Ship Scrapping at the former Mare Island Navy Yard

”There is a provision in the Water Quality Control Board’s agreement with MARAD that, if the ships could be disposed of in San Francisco Bay, they could take the ships directly to that disposal site.  Right now work is being done to reopen the old drydocks at the Navy’s former shipyard at Mare Island, only a few miles from the site of the reserve fleet. MARAD is supportive of that, because it would save the cost of towing the reserve fleet ships to Texas, which costs about $1 million per ship.  It would cost about half as much at Mare Island.   

“The Water Quality Control Board actually issued a permit for re-opening the two dry-docks at Mare Island a couple of years ago.  There are four drydocks at Mare Island, but the two in question measure 88 by 680 ft and 84 by 650 ft.  The present problem is that, while the drydocks are functional, a lot of sediment has built up against the drydock doors.  So, now the issue is getting the dredging permits  and determining where the dredge material can go.  But, there is optimism that the permits will be in place this Summer.”

We talked with retired Navy Officer Gary Whitney, who established a firm Allied Defense Recycling LLC to restore and operate the Mare Island Drydocks.  He emphasized that, “We have asked for a dredging permit no later than 30 May with a target for dredging to start on 02 Aug.  If everything goes as planned, we should by open sometime this Summer and be operational this Fall.  Then, we will enter into negotiations with MARAD for the ship disposal program.  We will also be negotiating with MARAD for master ship-repair contracts.  It is my intent to have a full service shipyard at Mare Island, probably called Mare Island Shipyard (MISY).” 

MARAD’s Marine Highway Program, a New Market for Shipbuilders?

A spokesperson for NASSCO commented that “We are interested in the Marine Highway concept as a potential market and a means of adding an additional mode to our national transportation system.”  NASSCO has studied the concept extensively and prepared a report entitled, “A Shipbuilder’s Assessment of America’s Marine Highways.”  That report concludes that “An economical, effective Marine Highways network could serve as a potential new and substantial market for U.S. shipyards … through series production and by leveraging recent experience gained through international collaboration.”  The report calls for the removal of the Harbor Maintenance Tax on domestic cargoes, and points to proposed vessels that could range from container-on-barge to Roll-on-Roll Off vessels, to Ro-Pax vessels. 

MARAD Awards “TIGER” Grants for California Marine Highway Project

Earlier this year, MARAD announced a series of Transportation Investment Generating Economic Recovery Grants, or TIGER grants, that included $30 million for what has been termed the $69.3-million California Green Trade Corridor/Marine Highway Project.  As proposed, it would link the Port of Oakland with the inland ports of West Sacramento and Stockton with a barge system that would reduce the present heavy highway congestion between Oakand and the inland ports.
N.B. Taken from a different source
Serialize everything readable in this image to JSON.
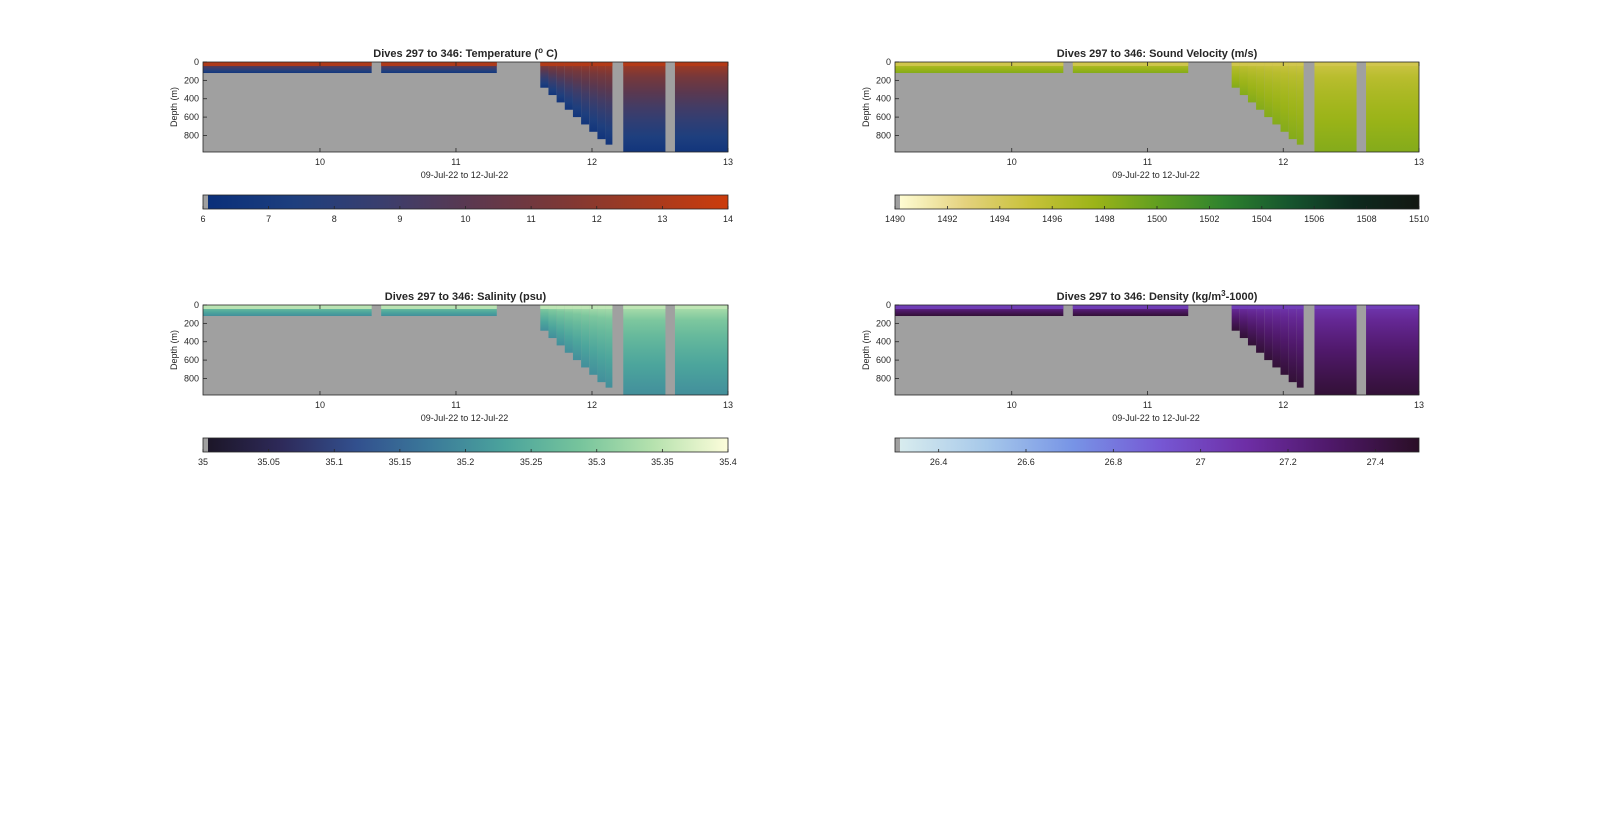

A second round of TIGER grants is expected later this year.    

Mike Lukens, director of the Port of West Sacramento, commented “we first need to develop a memorandum of understanding between the three ports regarding the project” and noted that this initial grant is expected to be used largely for an environmental assessment and an investment in shore-side cranes and other infrastructure.

Bill Lewicki, marketing director for the Port of Stockton, noted that the Green Trade Corridor program could develop into a lot more than a barging program between the inland ports and Oakland.   He commented that, “Right now we can barge to Portland-Seattle or to Los Angeles-Long Beach and that is where the future is looking.”

Both ports noted that the Denver-based shortline-railroad investing firm, Broe Group, had been in contact with them.  Earlier this year, it was reported that the Broe had established a firm called Eco-Transport, a short-sea shipping venture that, according to its website, “moves your containers on barges between the Ports of Oakland and Stockton.”  The Port of Oakland declined to comment.